Domains typically can’t be seized for arbitrary ToS violations, as registrars who do this can lose their accreditation with ICANN (and thus their ability to host domains at all). If the registrar could “frame” you for something like DNS abuse then maybe they could justify a suspension, and if they don’t unsuspend it after you correct the issue, you’d have to file a complaint with ICANN to (hopefully) get it back. If something like this happened and became public, though, the registrar would lose tons of business, as people would develop doubts about the registrar’s reputation.
Let's compare apples to apples, shall we.

How many houses were actually seized, repossessed, commandeered with "eminent domain", slowly taken over via "adverse possession", encroached on with easements and air rights, and whatever else? Versus how many domains?

There is no violence on the internet. You can't shoot intruders. And that's a great thing.

Put in legal terms, you do NOT have this level of ownership to your house... and you certainly do not have sovereign immunity on your land: https://en.wikipedia.org/wiki/Allodial_title

Usually the best you can get is this: https://en.wikipedia.org/wiki/Fee_simple

You probably have something more like this: https://en.wikipedia.org/wiki/Freehold_(law)

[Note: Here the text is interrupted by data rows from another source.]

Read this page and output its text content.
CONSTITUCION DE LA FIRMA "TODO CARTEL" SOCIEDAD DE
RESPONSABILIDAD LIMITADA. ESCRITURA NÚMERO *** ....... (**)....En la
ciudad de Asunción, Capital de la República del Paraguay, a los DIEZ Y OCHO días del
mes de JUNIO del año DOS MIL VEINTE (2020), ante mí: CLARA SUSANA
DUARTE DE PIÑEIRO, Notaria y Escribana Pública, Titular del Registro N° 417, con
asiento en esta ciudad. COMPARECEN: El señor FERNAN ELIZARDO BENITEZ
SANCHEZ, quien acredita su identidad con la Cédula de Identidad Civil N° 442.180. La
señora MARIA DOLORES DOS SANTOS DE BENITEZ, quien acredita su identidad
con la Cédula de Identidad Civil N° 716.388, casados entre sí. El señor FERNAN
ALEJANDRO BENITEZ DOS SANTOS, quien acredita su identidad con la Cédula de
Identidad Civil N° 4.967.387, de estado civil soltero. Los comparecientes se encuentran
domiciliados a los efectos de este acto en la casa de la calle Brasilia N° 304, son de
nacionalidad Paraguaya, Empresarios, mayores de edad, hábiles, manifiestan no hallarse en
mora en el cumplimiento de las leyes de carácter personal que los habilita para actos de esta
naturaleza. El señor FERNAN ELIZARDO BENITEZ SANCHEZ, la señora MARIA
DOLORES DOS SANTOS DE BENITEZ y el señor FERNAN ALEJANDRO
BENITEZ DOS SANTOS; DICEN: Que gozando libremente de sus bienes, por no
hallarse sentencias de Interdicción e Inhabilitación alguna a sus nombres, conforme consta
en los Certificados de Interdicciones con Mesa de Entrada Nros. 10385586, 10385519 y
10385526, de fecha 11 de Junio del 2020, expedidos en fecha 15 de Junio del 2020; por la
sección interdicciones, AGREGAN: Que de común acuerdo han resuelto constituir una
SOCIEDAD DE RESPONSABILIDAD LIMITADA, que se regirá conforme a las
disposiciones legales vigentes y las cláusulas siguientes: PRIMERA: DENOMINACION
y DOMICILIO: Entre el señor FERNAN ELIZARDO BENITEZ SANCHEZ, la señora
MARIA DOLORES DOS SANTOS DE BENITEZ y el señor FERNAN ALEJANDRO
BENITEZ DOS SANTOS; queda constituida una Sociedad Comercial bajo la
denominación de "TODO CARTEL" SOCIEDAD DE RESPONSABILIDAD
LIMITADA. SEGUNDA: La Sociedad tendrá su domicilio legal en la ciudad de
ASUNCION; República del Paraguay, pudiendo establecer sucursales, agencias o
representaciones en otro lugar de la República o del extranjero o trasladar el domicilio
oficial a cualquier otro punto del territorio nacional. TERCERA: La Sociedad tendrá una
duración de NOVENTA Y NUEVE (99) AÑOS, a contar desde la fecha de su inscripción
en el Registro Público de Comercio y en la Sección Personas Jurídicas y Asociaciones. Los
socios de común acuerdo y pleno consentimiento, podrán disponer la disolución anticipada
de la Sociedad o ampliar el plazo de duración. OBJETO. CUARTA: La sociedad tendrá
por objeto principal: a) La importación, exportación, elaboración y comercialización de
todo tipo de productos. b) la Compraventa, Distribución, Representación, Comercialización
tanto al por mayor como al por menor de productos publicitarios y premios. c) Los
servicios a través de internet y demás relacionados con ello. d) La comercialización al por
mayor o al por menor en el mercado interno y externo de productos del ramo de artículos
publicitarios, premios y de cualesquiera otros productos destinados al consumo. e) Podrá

What you are describing is more like the king of England being able to shoot people on his own property, and have full sovereign immunity (in theory, I mean recently a British prince was arrested on allegations of far less).

I'm not sure where you're from, but in my state, we have "Castle Doctrine" and "Stand your Ground" laws.

That means if you are a home invader, I can legally shoot and kill you. There'll be an investigation, but both statutes are affirmative defenses to killing.

Its not that I want to, or look forward to it. I don't, and I hope I never have to. But I will, if I'm forced.